The danger here is that any significant reappraisal of the constitutional framework of the Union at this moment might result in any or all of the following: 1) even more power for the government; 2) a step towards the total dissolution of the Union; 3) republican moves towards the abolition of the monarchy. Unionist conservatives ought to oppose all three and nationalist conservatives should at least join in opposing further centralization and the abolition of the Crown, both of which would result in removing any checks on the power of Britain’s political class.

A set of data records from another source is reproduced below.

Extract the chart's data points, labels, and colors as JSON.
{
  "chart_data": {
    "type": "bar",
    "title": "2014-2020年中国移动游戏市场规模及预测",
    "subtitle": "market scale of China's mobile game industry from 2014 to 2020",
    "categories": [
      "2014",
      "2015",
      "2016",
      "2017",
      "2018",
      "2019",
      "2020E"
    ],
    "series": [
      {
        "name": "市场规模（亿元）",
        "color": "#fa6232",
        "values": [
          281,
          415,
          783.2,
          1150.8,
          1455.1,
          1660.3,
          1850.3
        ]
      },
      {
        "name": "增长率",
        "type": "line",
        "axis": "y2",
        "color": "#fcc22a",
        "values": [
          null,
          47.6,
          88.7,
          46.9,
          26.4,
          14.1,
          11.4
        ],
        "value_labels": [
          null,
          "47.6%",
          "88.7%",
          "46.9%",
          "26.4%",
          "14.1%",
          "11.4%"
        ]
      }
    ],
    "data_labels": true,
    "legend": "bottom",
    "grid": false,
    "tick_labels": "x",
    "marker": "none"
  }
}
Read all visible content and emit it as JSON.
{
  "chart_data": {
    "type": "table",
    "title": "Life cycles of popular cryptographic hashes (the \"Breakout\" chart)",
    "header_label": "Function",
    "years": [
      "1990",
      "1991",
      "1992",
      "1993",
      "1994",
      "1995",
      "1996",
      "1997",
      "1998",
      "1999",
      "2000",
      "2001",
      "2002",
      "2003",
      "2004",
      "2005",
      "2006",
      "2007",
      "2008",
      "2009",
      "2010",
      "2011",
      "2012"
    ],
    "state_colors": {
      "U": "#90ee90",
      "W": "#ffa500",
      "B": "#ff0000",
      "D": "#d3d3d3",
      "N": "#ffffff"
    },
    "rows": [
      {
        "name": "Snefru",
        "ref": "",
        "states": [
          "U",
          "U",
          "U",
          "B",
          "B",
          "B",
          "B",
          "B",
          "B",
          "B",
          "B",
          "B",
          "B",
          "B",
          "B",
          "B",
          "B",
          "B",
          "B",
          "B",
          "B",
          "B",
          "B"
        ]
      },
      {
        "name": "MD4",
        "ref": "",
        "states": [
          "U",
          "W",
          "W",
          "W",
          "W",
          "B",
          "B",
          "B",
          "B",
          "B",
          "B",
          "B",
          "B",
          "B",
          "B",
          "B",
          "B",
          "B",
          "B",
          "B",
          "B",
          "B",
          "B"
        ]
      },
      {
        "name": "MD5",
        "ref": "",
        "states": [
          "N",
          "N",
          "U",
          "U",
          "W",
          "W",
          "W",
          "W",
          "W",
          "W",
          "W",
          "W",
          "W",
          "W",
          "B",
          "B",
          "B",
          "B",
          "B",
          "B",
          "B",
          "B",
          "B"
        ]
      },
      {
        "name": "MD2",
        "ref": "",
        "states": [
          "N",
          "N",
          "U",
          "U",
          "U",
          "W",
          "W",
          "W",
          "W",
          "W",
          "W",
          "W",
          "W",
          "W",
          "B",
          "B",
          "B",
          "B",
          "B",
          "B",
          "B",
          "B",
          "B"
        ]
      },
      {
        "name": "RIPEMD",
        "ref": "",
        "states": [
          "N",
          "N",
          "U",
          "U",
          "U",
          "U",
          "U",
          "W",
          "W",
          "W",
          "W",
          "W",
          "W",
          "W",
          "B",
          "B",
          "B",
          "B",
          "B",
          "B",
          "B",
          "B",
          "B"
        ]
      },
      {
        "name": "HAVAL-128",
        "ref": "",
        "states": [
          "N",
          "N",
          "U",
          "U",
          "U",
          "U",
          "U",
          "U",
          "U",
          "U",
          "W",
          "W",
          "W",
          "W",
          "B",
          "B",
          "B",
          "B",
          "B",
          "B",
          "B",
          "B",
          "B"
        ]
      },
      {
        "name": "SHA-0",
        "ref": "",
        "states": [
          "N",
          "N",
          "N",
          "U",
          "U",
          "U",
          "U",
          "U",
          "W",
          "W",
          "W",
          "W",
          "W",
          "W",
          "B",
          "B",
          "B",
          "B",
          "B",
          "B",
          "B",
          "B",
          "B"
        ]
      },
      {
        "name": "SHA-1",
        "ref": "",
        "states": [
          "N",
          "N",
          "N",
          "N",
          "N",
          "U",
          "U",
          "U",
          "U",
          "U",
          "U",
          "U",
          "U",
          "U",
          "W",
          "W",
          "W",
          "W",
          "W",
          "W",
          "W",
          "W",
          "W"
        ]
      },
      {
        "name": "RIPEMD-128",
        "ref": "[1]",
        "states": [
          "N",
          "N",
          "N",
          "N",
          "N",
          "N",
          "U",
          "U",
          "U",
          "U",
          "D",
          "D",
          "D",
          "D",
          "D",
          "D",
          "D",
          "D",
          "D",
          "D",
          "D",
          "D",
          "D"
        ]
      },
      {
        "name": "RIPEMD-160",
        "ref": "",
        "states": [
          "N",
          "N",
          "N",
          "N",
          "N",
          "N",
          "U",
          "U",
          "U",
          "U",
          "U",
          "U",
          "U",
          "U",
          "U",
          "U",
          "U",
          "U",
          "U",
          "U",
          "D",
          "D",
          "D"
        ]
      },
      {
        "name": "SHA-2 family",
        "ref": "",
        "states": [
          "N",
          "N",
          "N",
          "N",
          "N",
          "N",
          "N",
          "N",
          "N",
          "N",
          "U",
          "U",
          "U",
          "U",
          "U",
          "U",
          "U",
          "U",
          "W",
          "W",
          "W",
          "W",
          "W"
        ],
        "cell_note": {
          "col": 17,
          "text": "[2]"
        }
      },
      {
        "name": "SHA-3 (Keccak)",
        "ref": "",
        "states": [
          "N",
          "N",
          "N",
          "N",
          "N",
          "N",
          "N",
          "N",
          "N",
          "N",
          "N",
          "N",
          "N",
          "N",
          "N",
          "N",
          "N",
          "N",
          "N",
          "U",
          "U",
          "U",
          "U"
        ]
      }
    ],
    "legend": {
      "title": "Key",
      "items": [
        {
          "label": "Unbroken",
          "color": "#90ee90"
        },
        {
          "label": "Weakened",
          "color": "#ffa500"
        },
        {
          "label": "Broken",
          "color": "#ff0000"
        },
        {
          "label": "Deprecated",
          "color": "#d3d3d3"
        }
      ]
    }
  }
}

Indeed, perhaps that is the cause around which conservatives of all stripes should unite: opposition to the political class which has seized control of almost all the major institutions of public life in Great Britain and which guards its power jealously. The current political class, which replaced a more multifaceted Establishment (consisting of the commercial class, aristocrats, bishops, do-gooding campaigners, skillful parliamentarians, trade unionists, and the British officer corps) consists almost wholly of boring people who are carbon copies of one another. The fact that no political party currently opposes this political class and its consensus is likely the reason why Britons are so apathetic and unlikely to vote in elections. Peter Hitchens has suggested the first thing that must happen for this situation to change is for the Conservative Party to self-destruct and cease to exist. There are still in Britain today many deeply-conservative people who nonetheless vote Labour (or Lib Dem or SNP) because they feel culturally obliged to, or because they have inherited the bias against the Conservatives. Hitchens posits that the existence of the Conservative Party and the cultural hatred of it are the only factors which keep Labour going as a single party. If the Conservatives collapse, then Labour is soon to follow it (in this hypothesis) and once these two deep-seated “brands” are destroyed, there is finally the possibility of a truly conservative political force emerging; union-wide, not just in Scotland.